I’m genuinely annoyed that I didn’t buy some of the ETF shorting ARKK. I wonder what she’ll do when there is no more money coming in to manage? Slink away into silence? Become a tech analyst for lolCNBC and join Kramer every morning? Claim victory on the stocks she owns that turned it back around and claim vulturous shorts for the rest?

She doesn’t need to do anything. Kicking it on the beach seems like the optimal answer (which I suppose may be covered by ‘Slink away into silence’).

1 Like

Naw man. If the bet was as sure as you describe, a hedge fund would just lever it up/use derivatives to make it a 60 or 100% return.

You’re likely underestimating the downside risk and severity. In particular, it’s not reasonable to assume that the value of the target is it’s pre-deal value if Microsoft abandons the deal. The fact that Microsoft backed out is additional information. The reason Microsoft would drop the deal is because something terrible happens to the business. (Or antitrust, but that seems unlikely.)

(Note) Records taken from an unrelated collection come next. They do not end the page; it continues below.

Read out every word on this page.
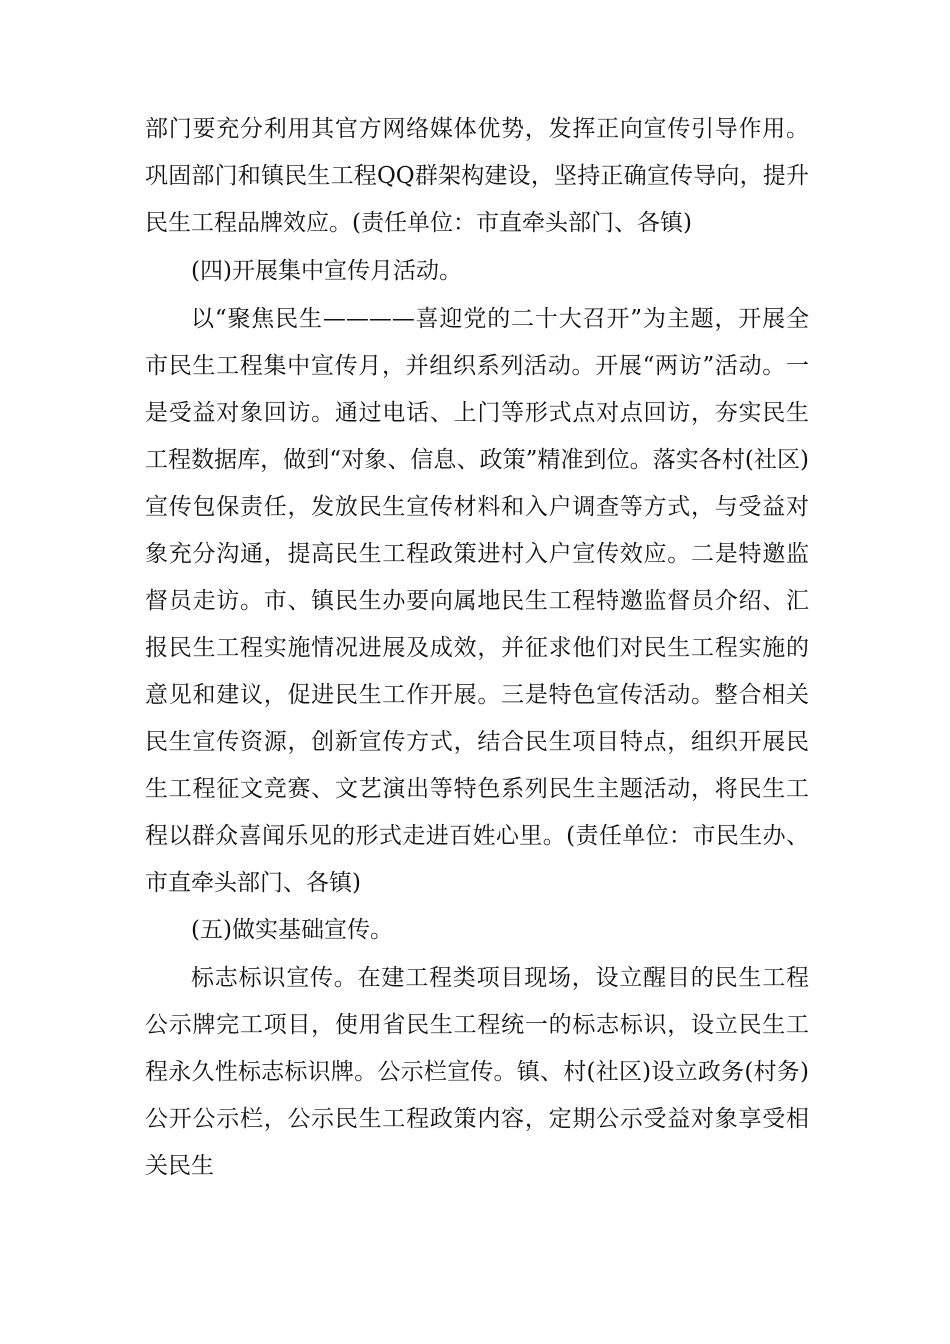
部门要充分利用其官方网络媒体优势，发挥正向宣传引导作用。巩固部门和镇民生工程QQ群架构建设，坚持正确宣传导向，提升民生工程品牌效应。(责任单位：市直牵头部门、各镇)

(四)开展集中宣传月活动。

以“聚焦民生————喜迎党的二十大召开”为主题，开展全市民生工程集中宣传月，并组织系列活动。开展“两访”活动。一是受益对象回访。通过电话、上门等形式点对点回访，夯实民生工程数据库，做到“对象、信息、政策”精准到位。落实各村(社区)宣传包保责任，发放民生宣传材料和入户调查等方式，与受益对象充分沟通，提高民生工程政策进村入户宣传效应。二是特邀监督员走访。市、镇民生办要向属地民生工程特邀监督员介绍、汇报民生工程实施情况进展及成效，并征求他们对民生工程实施的意见和建议，促进民生工作开展。三是特色宣传活动。整合相关民生宣传资源，创新宣传方式，结合民生项目特点，组织开展民生工程征文竞赛、文艺演出等特色系列民生主题活动，将民生工程以群众喜闻乐见的形式走进百姓心里。(责任单位：市民生办、市直牵头部门、各镇)

(五)做实基础宣传。

标志标识宣传。在建工程类项目现场，设立醒目的民生工程公示牌完工项目，使用省民生工程统一的标志标识，设立民生工程永久性标志标识牌。公示栏宣传。镇、村(社区)设立政务(村务)公开公示栏，公示民生工程政策内容，定期公示受益对象享受相关民生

Or they find something in due diligence.

You would never read a book on fixing cars then think you can fix a car better than a professional mechanic. There are very very smart people who do merger arbitrage as their entire job and have done so for decades. It is laughable to think you have an edge here.

1 Like

Just FYI (from a WSJ article):

  1. Buffett did not buy this stock. It was Todd Combs and/or Ted Weschler, who run smaller amounts of money at Berkshire.
  2. Most of the purchases were made in October.

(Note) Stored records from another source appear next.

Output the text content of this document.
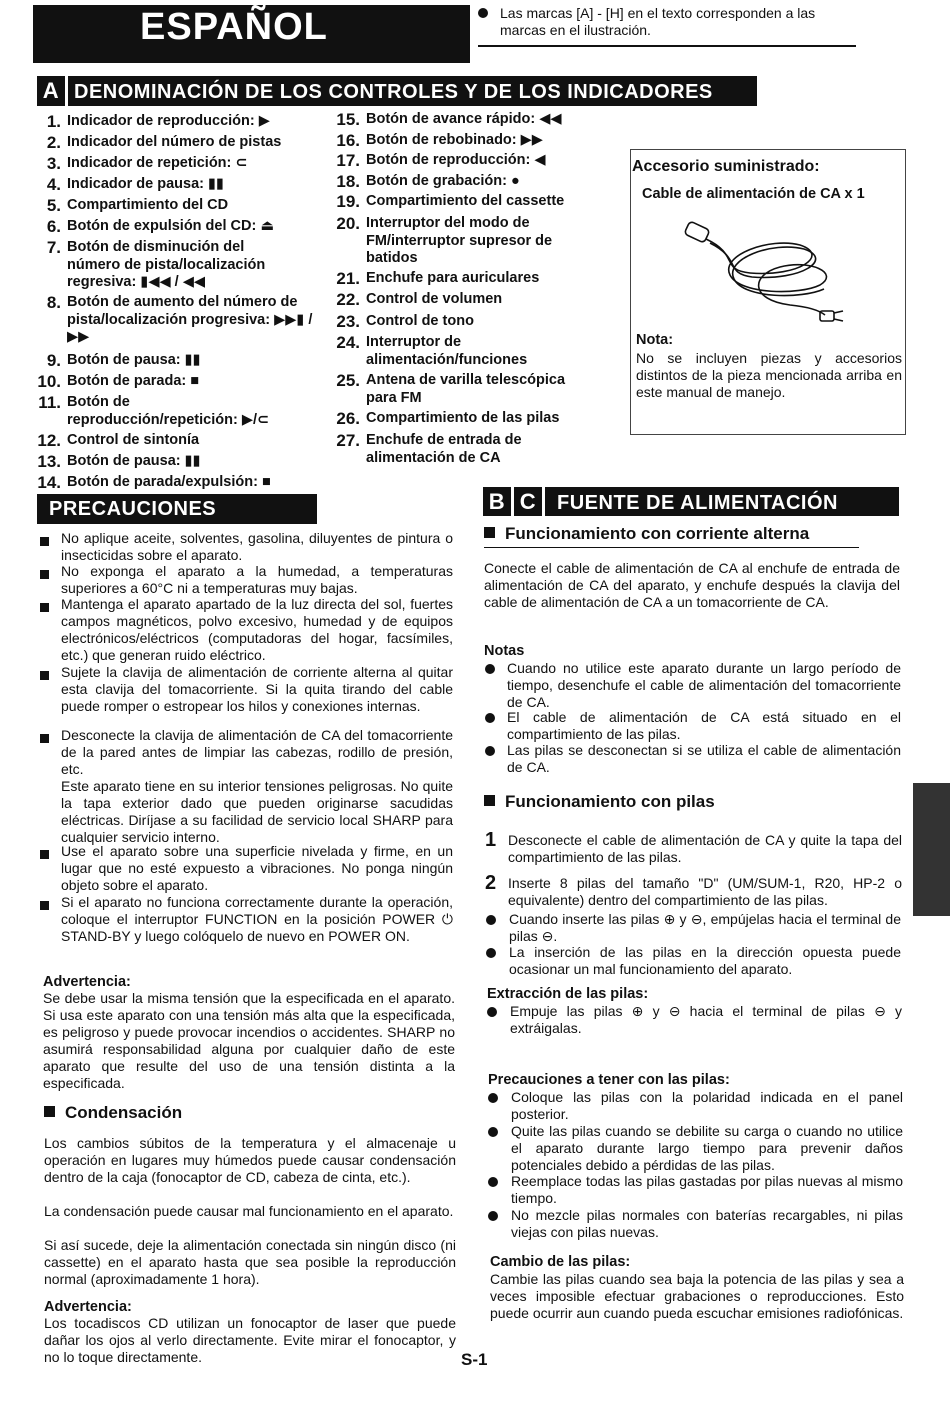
ESPAÑOL	Las marcas [A] - [H] en el texto corresponden a las marcas en el ilustración.
A DENOMINACIÓN DE LOS CONTROLES Y DE LOS INDICADORES
1. Indicador de reproducción: ▶
2. Indicador del número de pistas
3. Indicador de repetición: ⊂
4. Indicador de pausa: ▮▮
5. Compartimiento del CD
6. Botón de expulsión del CD: ⏏
7. Botón de disminución del número de pista/localización regresiva: ▮◀◀ / ◀◀
8. Botón de aumento del número de pista/localización progresiva: ▶▶▮ / ▶▶
9. Botón de pausa: ▮▮
10. Botón de parada: ■
11. Botón de reproducción/repetición: ▶/⊂
12. Control de sintonía
13. Botón de pausa: ▮▮
14. Botón de parada/expulsión: ■
15. Botón de avance rápido: ◀◀
16. Botón de rebobinado: ▶▶
17. Botón de reproducción: ◀
18. Botón de grabación: ●
19. Compartimiento del cassette
20. Interruptor del modo de FM/interruptor supresor de batidos
21. Enchufe para auriculares
22. Control de volumen
23. Control de tono
24. Interruptor de alimentación/funciones
25. Antena de varilla telescópica para FM
26. Compartimiento de las pilas
27. Enchufe de entrada de alimentación de CA
Accesorio suministrado:
Cable de alimentación de CA x 1
Nota:
No se incluyen piezas y accesorios distintos de la pieza mencionada arriba en este manual de manejo.
PRECAUCIONES
No aplique aceite, solventes, gasolina, diluyentes de pintura o insecticidas sobre el aparato.
No exponga el aparato a la humedad, a temperaturas superiores a 60°C ni a temperaturas muy bajas.
Mantenga el aparato apartado de la luz directa del sol, fuertes campos magnéticos, polvo excesivo, humedad y de equipos electrónicos/eléctricos (computadoras del hogar, facsímiles, etc.) que generan ruido eléctrico.
Sujete la clavija de alimentación de corriente alterna al quitar esta clavija del tomacorriente. Si la quita tirando del cable puede romper o estropear los hilos y conexiones internas.
Desconecte la clavija de alimentación de CA del tomacorriente de la pared antes de limpiar las cabezas, rodillo de presión, etc.
Este aparato tiene en su interior tensiones peligrosas. No quite la tapa exterior dado que pueden originarse sacudidas eléctricas. Diríjase a su facilidad de servicio local SHARP para cualquier servicio interno.
Use el aparato sobre una superficie nivelada y firme, en un lugar que no esté expuesto a vibraciones. No ponga ningún objeto sobre el aparato.
Si el aparato no funciona correctamente durante la operación, coloque el interruptor FUNCTION en la posición POWER ⏻ STAND-BY y luego colóquelo de nuevo en POWER ON.
Advertencia:
Se debe usar la misma tensión que la especificada en el aparato. Si usa este aparato con una tensión más alta que la especificada, es peligroso y puede provocar incendios o accidentes. SHARP no asumirá responsabilidad alguna por cualquier daño de este aparato que resulte del uso de una tensión distinta a la especificada.
Condensación
Los cambios súbitos de la temperatura y el almacenaje u operación en lugares muy húmedos puede causar condensación dentro de la caja (fonocaptor de CD, cabeza de cinta, etc.).
La condensación puede causar mal funcionamiento en el aparato.
Si así sucede, deje la alimentación conectada sin ningún disco (ni cassette) en el aparato hasta que sea posible la reproducción normal (aproximadamente 1 hora).
Advertencia:
Los tocadiscos CD utilizan un fonocaptor de laser que puede dañar los ojos al verlo directamente. Evite mirar el fonocaptor, y no lo toque directamente.
B C FUENTE DE ALIMENTACIÓN
Funcionamiento con corriente alterna
Conecte el cable de alimentación de CA al enchufe de entrada de alimentación de CA del aparato, y enchufe después la clavija del cable de alimentación de CA a un tomacorriente de CA.
Notas
Cuando no utilice este aparato durante un largo período de tiempo, desenchufe el cable de alimentación del tomacorriente de CA.
El cable de alimentación de CA está situado en el compartimiento de las pilas.
Las pilas se desconectan si se utiliza el cable de alimentación de CA.
Funcionamiento con pilas
1 Desconecte el cable de alimentación de CA y quite la tapa del compartimiento de las pilas.
2 Inserte 8 pilas del tamaño "D" (UM/SUM-1, R20, HP-2 o equivalente) dentro del compartimiento de las pilas.
Cuando inserte las pilas ⊕ y ⊖, empújelas hacia el terminal de pilas ⊖.
La inserción de las pilas en la dirección opuesta puede ocasionar un mal funcionamiento del aparato.
Extracción de las pilas:
Empuje las pilas ⊕ y ⊖ hacia el terminal de pilas ⊖ y extráigalas.
Precauciones a tener con las pilas:
Coloque las pilas con la polaridad indicada en el panel posterior.
Quite las pilas cuando se debilite su carga o cuando no utilice el aparato durante largo tiempo para prevenir daños potenciales debido a pérdidas de las pilas.
Reemplace todas las pilas gastadas por pilas nuevas al mismo tiempo.
No mezcle pilas normales con baterías recargables, ni pilas viejas con pilas nuevas.
Cambio de las pilas:
Cambie las pilas cuando sea baja la potencia de las pilas y sea a veces imposible efectuar grabaciones o reproducciones. Esto puede ocurrir aun cuando pueda escuchar emisiones radiofónicas.
S-1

Right after reading this thread, this pops up in my news feed.

Ha ha, this is the portfolio manager version of Principal Skinner’s “no, the children are out of touch” meme.

1 Like

What would you say for $100 million a year?

1 Like

I mean, if the bet were as sure as I describe (ballpark 90%), and the downside risk was similar to what I described, I’d expect the return available to be slightly worse than the expected return in the broader markets.

17% * .9 15.3%
-18% * .1 -1.8%
15.3% - 1.8% = 13.5%

Which would be annualized to about 10%. So it’s about what I’d expect it to be, right?

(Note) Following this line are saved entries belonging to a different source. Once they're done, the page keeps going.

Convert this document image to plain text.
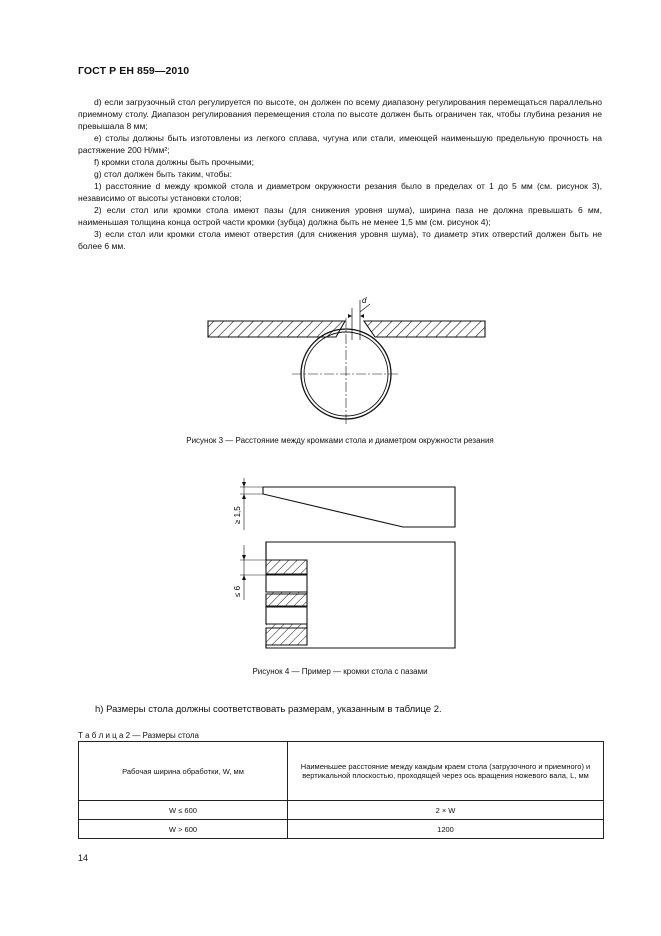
ГОСТ Р ЕН 859—2010

d) если загрузочный стол регулируется по высоте, он должен по всему диапазону регулирования перемещаться параллельно приемному столу. Диапазон регулирования перемещения стола по высоте должен быть ограничен так, чтобы глубина резания не превышала 8 мм;

e) столы должны быть изготовлены из легкого сплава, чугуна или стали, имеющей наименьшую предельную прочность на растяжение 200 Н/мм²;

f) кромки стола должны быть прочными;

g) стол должен быть таким, чтобы:

1) расстояние d между кромкой стола и диаметром окружности резания было в пределах от 1 до 5 мм (см. рисунок 3), независимо от высоты установки столов;

2) если стол или кромки стола имеют пазы (для снижения уровня шума), ширина паза не должна превышать 6 мм, наименьшая толщина конца острой части кромки (зубца) должна быть не менее 1,5 мм (см. рисунок 4);

3) если стол или кромки стола имеют отверстия (для снижения уровня шума), то диаметр этих отверстий должен быть не более 6 мм.

d
Рисунок 3 — Расстояние между кромками стола и диаметром окружности резания
≥ 1,5
≤ 6
Рисунок 4 — Пример — кромки стола с пазами
h) Размеры стола должны соответствовать размерам, указанным в таблице 2.
Т а б л и ц а 2 — Размеры стола
Рабочая ширина обработки, W, мм	Наименьшее расстояние между каждым краем стола (загрузочного и приемного) и вертикальной плоскостью, проходящей через ось вращения ножевого вала, L, мм
W ≤ 600	2 × W
W > 600	1200
14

Perhaps the main difference here is that I am bearish about the broader markets and other opportunities available, that I have way fewer tools available to me to go short, that I am way more hesitant to go short than a hedge fund is, and thus my criteria for evaluating this opportunity are very different?

For me it’s cash or this opportunity, because I think the markets are still overpriced. And I think that cash is subject to bad inflation.

That’s very possible.

Right, I mean I placed the likelihood of MSFT backing out on its own at virtually 0. Maybe I’m extremely wrong about that, I mean it being 5% instead of 0% wouldn’t be an insignificant, it would take the EV from +13.5% to +11.1%. I’d still be happy at that EV, so I’m okay with that additional downside.

Antitrust seems significantly way more likely than MSFT just backing out.

Depends what’s wrong with the car. My HVAC blower stopped working in my car, so I Googled it. The part was like $80-100, and it takes like 20 minutes and is pretty easy. Mechanics would charge $200-300 for labor, so I found a YouTube video and did it myself. In high school I bought a book about fixing the kind of car I had, and my dad and I would do the spark plugs, air intake, etc ourselves. Simple stuff, but it saves money. That’s neither here nor there, though.

I don’t think I have edge on them. I mean, a lot of them probably got in at better prices than I did, or levered it up, or have a better understanding of the exact EV of the play. I don’t need to have edge on them here, I just need it to still be +EV relative to buying an index fund or keeping it in cash.

Yeah I saw coverage of Buffett’s letter late last night, he is saying that they got in after the sexual harassment lawsuit took it from $95-100 a share to $75-80 a share, but before a delay in a couple of key games based on personnel changes after the lawsuit took it down to $56-65 a share. It’s still an approximately $1B position for Berkshire.

Well, I more or less agree with the headline…

BUY THE DIP

dkng down a lot today cause well obviously that stock is not a winner with inflation.

who’d own that…oh right.

Maybe her future is already having an ETF set up to buy everything that’s been battered down by about 90%.